Teia Jurídica Paraná
Editor Executivo: Luiz Gustavo Fraxino
Tutela antecipada concedida contra a Administração Pública e dispensa de precatório (possibilidade de levantamento do numerário sem a prestação de caução se se tratar de verba alimentar) .
Emerson Odilon Sadim é Procurador do Instituto
Nacional de Seguridade Social do Mato Grosso do Sul, escritor e Professor
Universitário.
1 - Introdução
A gênese desta problemática
vem à lume quando se admite a tutela antecipatória contra
a Administração Pública, fato este, a nosso ver, que
deveria raiar-se pela impossibilidade.
Mas, se for a dita antecipação
concedida, e, demais disso, tratar-se de verba de caráter alimentar,
não somente a inexigibilidade do precatório se impõe,
como, igualmente despiciendo torna-se a prestação de caução,
sob pena de malferimento ao sistema processual e equivocada interpretação
constitucional.
Neste prisma instrumentalista
é que se desenvolverá o tema suso mencionado, com vistas
a que se abram novas perspectivas de seu estudo, na dinâmica dos
casos concretos, que, sabidamente, o sistema jurídico-positivo haverá
de dar, senão a melhor, pelo menos a mais plausível das respostas.
2 - Da ordem constitucional como
informadora da exegese jurídica
As normas jurídicas do
mais alto grau encontram-se lançadas na Constituição
Federal, mas, ainda assim, a relevância delas é diferenciada,
tendo em vista que umas veiculam regras, enquanto que outras, por sua vez,
consagram princípios, como magnificamente apregoado por ROQUE ANTÔNIO
CARRAZA.
Desta feita, e é por
isso que sempre digo, sem a dimensão de uma exegese principiológica,
o operador do direito passaria a tratar todas as normas como se iguais
fossem, sem dar-se conta de que uma regra, mesmo que constitucional, pode
ter conteúdo de dignidade dissemelhada.
Se somente os princípios
darão os parâmetros de uma escorreita exegese, já que
deles poderá se ter idéia exata do querido pelo regime jurídico
positivo, mister observar que, em algumas situações, existem
verdadeiras 'colisões de direitos fundamentais'. Ou seja, podem
ocorrer situações em que ter-se-ão dois direitos garantidos
constitucionalmente, mas, ainda assim, a moldura fática virá
exigir que um deles seja sacrificado.

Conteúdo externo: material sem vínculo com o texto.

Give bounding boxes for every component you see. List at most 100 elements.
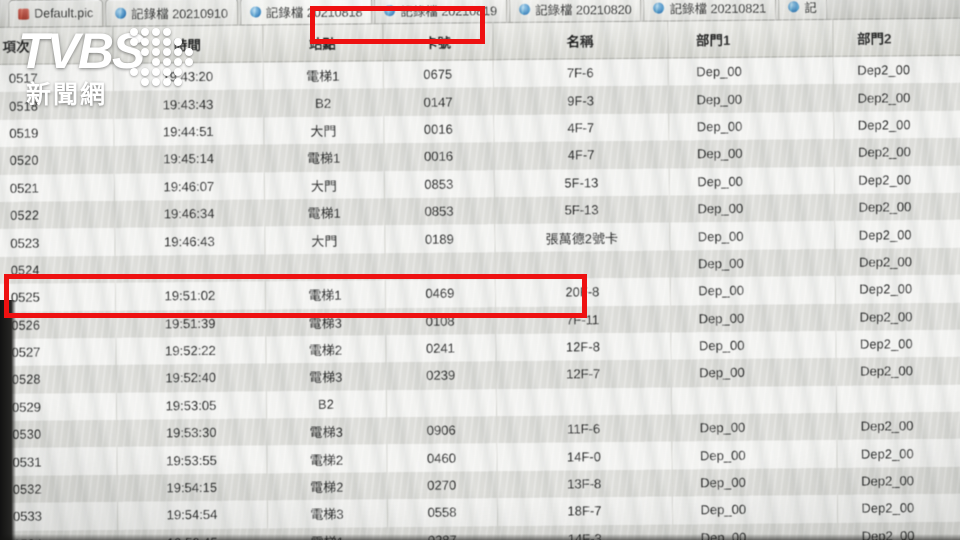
row-cell-time: 19:51:02	[114, 281, 266, 311]
row-cell-site: 大門	[263, 116, 384, 145]
row-cell-index: 0520	[0, 146, 114, 175]
tab-log-20210819[interactable]: 記錄檔 20210819	[374, 0, 508, 24]
row-cell-site: 大門	[264, 225, 385, 255]
row-cell-name: 5F-13	[493, 195, 670, 225]
row-cell-time: 19:43:43	[112, 89, 264, 119]
row-cell-site: 電梯1	[262, 60, 383, 90]
col-header-dept1[interactable]: 部門1	[667, 19, 833, 59]
row-cell-time: 19:46:07	[113, 171, 264, 201]
globe-icon	[384, 4, 396, 16]
row-cell-dept1: Dep_00	[671, 495, 838, 525]
row-cell-name: 18F-7	[496, 496, 673, 526]
row-cell-time: 19:56:45	[117, 528, 268, 540]
row-cell-time: 19:44:51	[113, 117, 264, 147]
row-cell-card: 0016	[383, 114, 494, 144]
col-header-dept2[interactable]: 部門2	[832, 18, 960, 57]
row-cell-site: 電梯1	[264, 280, 386, 309]
globe-icon	[249, 5, 261, 18]
tab-log-20210818[interactable]: 記錄檔 20210818	[239, 0, 373, 25]
row-cell-card: 0287	[387, 525, 498, 540]
row-cell-site: 電梯3	[266, 417, 387, 446]
tab-label: 記錄檔 20210819	[400, 3, 498, 19]
row-cell-index: 0534	[0, 529, 118, 540]
row-cell-index: 0518	[0, 91, 114, 120]
row-cell-dept2: Dep2_00	[832, 54, 960, 85]
row-cell-dept1: Dep_00	[672, 522, 838, 540]
row-cell-name: 4F-7	[493, 140, 669, 170]
row-cell-time: 19:46:43	[114, 226, 265, 256]
row-cell-index: 0525	[0, 282, 116, 312]
table-body: 0517 19:43:20 電梯1 0675 7F-6 Dep_00 Dep2_00 0518…	[0, 54, 960, 540]
row-cell-card: 0016	[383, 142, 494, 171]
row-cell-time: 19:54:54	[116, 500, 268, 530]
row-cell-time: 19:46:34	[113, 199, 265, 229]
tab-log-partial[interactable]: 記	[778, 0, 827, 20]
tab-label: 記	[804, 0, 817, 15]
row-cell-name: 7F-6	[492, 58, 668, 88]
row-cell-card: 0270	[386, 471, 497, 500]
row-cell-time: 19:52:40	[115, 363, 266, 393]
row-cell-index: 0517	[0, 63, 113, 93]
row-cell-name: 7F-11	[495, 305, 671, 335]
row-cell-name: 20F-8	[494, 277, 671, 307]
row-cell-index: 0522	[0, 200, 115, 230]
row-cell-time: 19:53:55	[116, 445, 267, 475]
tab-log-20210910[interactable]: 記錄檔 20210910	[105, 0, 238, 26]
row-cell-index: 0521	[0, 173, 114, 202]
col-header-name[interactable]: 名稱	[492, 21, 668, 60]
row-cell-index: 0531	[0, 447, 117, 476]
col-header-time[interactable]: 時間	[112, 25, 263, 64]
row-cell-site: 電梯2	[265, 335, 386, 364]
col-header-site[interactable]: 站點	[262, 24, 383, 62]
row-cell-name: 14F-3	[497, 524, 673, 540]
row-cell-dept1: Dep_00	[670, 358, 836, 388]
tab-log-20210821[interactable]: 記錄檔 20210821	[643, 0, 777, 21]
tab-label: Default.pic	[34, 6, 94, 21]
row-cell-name	[494, 250, 670, 280]
row-cell-site: 電梯1	[263, 143, 384, 172]
row-cell-dept1: Dep_00	[668, 139, 834, 169]
row-cell-dept1: Dep_00	[668, 193, 835, 223]
row-cell-site	[264, 252, 385, 282]
globe-icon	[653, 2, 665, 14]
col-header-card[interactable]: 卡號	[382, 23, 493, 61]
row-cell-name: 13F-8	[496, 469, 672, 499]
col-header-index[interactable]: 項次	[0, 26, 113, 65]
row-cell-index: 0533	[0, 502, 118, 531]
row-cell-name: 張萬德2號卡	[494, 222, 670, 252]
row-cell-dept2: Dep2_00	[834, 274, 960, 304]
row-cell-index: 0528	[0, 365, 116, 394]
row-cell-dept2: Dep2_00	[836, 411, 960, 441]
row-cell-card: 0675	[382, 59, 493, 89]
row-cell-time: 19:53:30	[116, 418, 267, 448]
row-cell-dept2: Dep2_00	[835, 301, 960, 331]
row-cell-dept1: Dep_00	[669, 276, 836, 306]
row-cell-index: 0530	[0, 419, 117, 449]
row-cell-index: 0526	[0, 310, 116, 339]
row-cell-dept2: Dep2_00	[832, 82, 960, 112]
row-cell-dept2: Dep2_00	[836, 493, 960, 523]
row-cell-dept2: Dep2_00	[833, 192, 960, 222]
row-cell-card: 0853	[383, 169, 494, 199]
tab-label: 記錄檔 20210821	[669, 1, 767, 16]
row-cell-time: 19:43:20	[112, 61, 263, 92]
access-log-table: 項次 時間 站點 卡號 名稱 部門1 部門2 0517 19:43:20 電梯1 06…	[0, 18, 960, 540]
row-cell-site: 電梯1	[263, 198, 385, 227]
row-cell-card: 0469	[384, 279, 496, 308]
row-cell-card: 0239	[385, 361, 496, 390]
row-cell-index: 0532	[0, 474, 117, 504]
row-cell-name: 12F-8	[495, 332, 671, 362]
row-cell-card	[384, 251, 495, 281]
row-cell-card	[385, 388, 497, 418]
row-cell-index: 0527	[0, 337, 116, 367]
tab-label: 記錄檔 20210818	[265, 4, 363, 20]
tab-log-20210820[interactable]: 記錄檔 20210820	[508, 0, 642, 23]
row-cell-site: 電梯3	[266, 499, 388, 529]
row-cell-dept2: Dep2_00	[833, 110, 960, 140]
row-cell-dept1: Dep_00	[671, 440, 837, 470]
row-cell-site: B2	[262, 88, 384, 118]
row-cell-index: 0523	[0, 228, 115, 257]
tab-default-pic[interactable]: Default.pic	[8, 0, 104, 27]
row-cell-name: 5F-13	[493, 168, 669, 198]
globe-icon	[518, 3, 531, 15]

Como proceder em tais hipóteses?
Não se deslembrando que, uma vez mais, o plano das normas constitucionais
e, sobretudo, o altiplano dos princípios jurídicos devem
ser o norte almejado.
3 - Da colisão entre direitos
assegurados constitucionalmente
A presença de tensões
entre dois ou mais direitos protegidos, todos eles, no plano constitucional,
não é nova e nem tampouco trata-se de invenção
deste modesto escritor, isto, aliás, pode ser conferido na matéria
escrita pelo jurista TEORI ALBINO ZAVASCHI.
E, no caso em comento, não
se pode negar que há a presença de dois direitos fundamentais,
quais sejam: o direito de o Estado condenado a pagar seus credores, fazê-lo
via precatório (art. 100 da Lei Mater) e, por outro lado,
o direito de o administrado ter acesso a uma jurisdição
justa e eficaz (art. 5º, incisos XXXV e LIV, também da
Carta da República Federativa do Brasil).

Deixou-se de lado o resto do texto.